Data Science: Python, Scala, Excel Full-stack web: JavaScript, maybe Python, HTML/CSS, SQL/MongoDB Blockchain: JavaScript, Solidity, Go Scientific Computing: Matlab, R Mobile: Swift or C# Systems Engineering: Rust, Go, Shell
Pro-tip: replace JavaScript with TypeScript. Generally, fuck Java, and all variations of C (unless you are writing for highly-performant, low-latency systems like VR)
Matthew Jones
just learn Java, C#, and get better at Python
don't bother with boomer shit like C/C++ or memes like Rust
programming language isn't as important as actually knowing algorithms and what the fuck you're writing.
Jonathan Wood
For a job? Java/C#, JavaScript, Python, SQL. The NPC toolbelt.
David Mitchell
...but for fun? I adore ruby and it has the best standard library of any language I've used (Python wins in libraries though). I've been using ruby to script my development environment while writing blazing fast apis with golang - best of both worlds.
Brayden Roberts
>shit: Python, JavaScript Full-stack engineer here that spends all day in Node.JS code and AWS making $130k/year JavaScript is fun and easy to learn, and very rewarding
Ryder Rogers
C#
Why?
Instant secure Job Amazing one for all full stack lnguage that can literally do anything either very good or top tier. Amazing libraries for machine learning, real time website updates with SignalR etc. One of the fastest growing languages one of the fastest growing languages on the market. open source. Deployable literally anwhere if you know what you are doing etc.
John Reed
anyone who doesn't learn PHP and perl isn't human
Benjamin Long
Real software engineering is 10% coding. Please focus on engineering rn. Programming skills are worthless since 2001
Isaiah Adams
(Express) Node.js
Luke Bell
>I'm in doubt
Pajeet alertt
Matthew Parker
Google/duckduckgo "libgen" Pretty sure it'll have any book on any programming language. (I mostly used it for math books)

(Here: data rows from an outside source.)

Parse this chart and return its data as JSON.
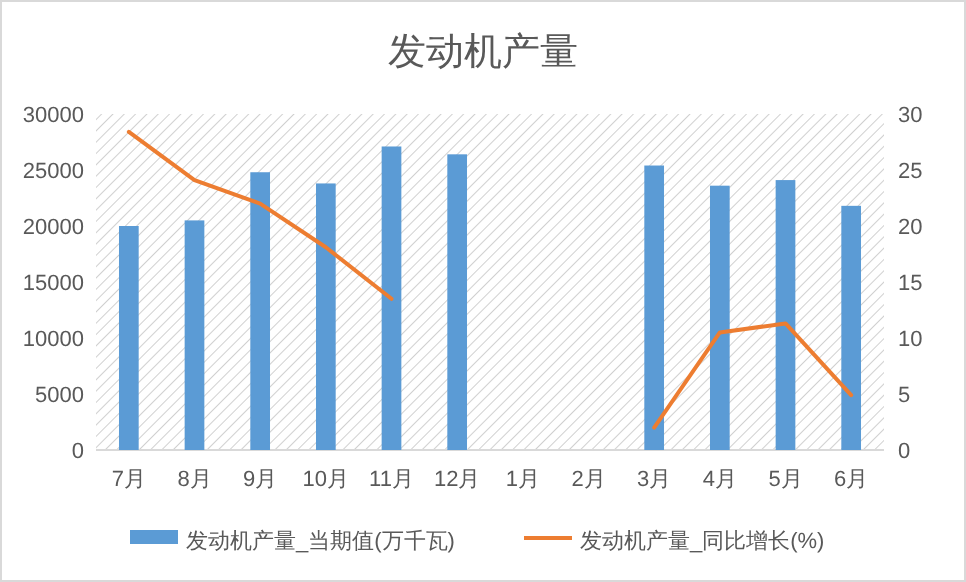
{
  "chart_data": {
    "type": "bar",
    "title": "发动机产量",
    "categories": [
      "7月",
      "8月",
      "9月",
      "10月",
      "11月",
      "12月",
      "1月",
      "2月",
      "3月",
      "4月",
      "5月",
      "6月"
    ],
    "series": [
      {
        "name": "发动机产量_当期值(万千瓦)",
        "color": "#5b9bd5",
        "values": [
          20000,
          20500,
          24800,
          23800,
          27100,
          26400,
          null,
          null,
          25400,
          23600,
          24100,
          21800
        ]
      },
      {
        "name": "发动机产量_同比增长(%)",
        "type": "line",
        "axis": "y2",
        "color": "#ed7d31",
        "values": [
          28.4,
          24.1,
          22.0,
          18.1,
          13.5,
          null,
          null,
          null,
          2.0,
          10.5,
          11.3,
          4.9
        ]
      }
    ],
    "ylim": [
      0,
      30000
    ],
    "yticks": [
      0,
      5000,
      10000,
      15000,
      20000,
      25000,
      30000
    ],
    "y2lim": [
      0,
      30
    ],
    "y2ticks": [
      0,
      5,
      10,
      15,
      20,
      25,
      30
    ],
    "legend": "bottom",
    "grid": false,
    "marker": "none",
    "line_style": "solid"
  }
}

look at local job market, it would be shame to learn all that fancy ruby or whatever and find out almost no one is using it (and hiring) in your city... look also what are the companies that hire juniors at your city looking for, because nobody hires juniors remotely and yeah, junior, you will be starting from the bottom.
Evan Hernandez
oh god, who is she??? and why is she so cute?
Ethan Hill
Lisp of course
Charles Morales
Go and Rust are some hip blockchain meme languages. (Grin is written in Rust and all that eth crap is go)
Brandon Perez
You should take this to Jow Forums. But what do you wanna do? If you wanna do blockchain you need to learn javascript and work with node.js
Aiden Hernandez
Python is all you need. Alteryx is a good program too.
Benjamin Moore
learn asm and c( in whatever order) after that, you will have no trouble picking up any other langauge.
Camden Walker
You should really learn R or Python.
Daniel Jackson
C++, C# & JavaScript / Node.js
Jayden Williams
isnt coding a massive meme these days full of affirmative action whores and pajeet?
Camden Adams
Who cares? You job is to sit at a computer all day working on digital Lego projects and make $150k a year. If your politics are going to prevent you from capitalizing on easy wealth you're an idiot.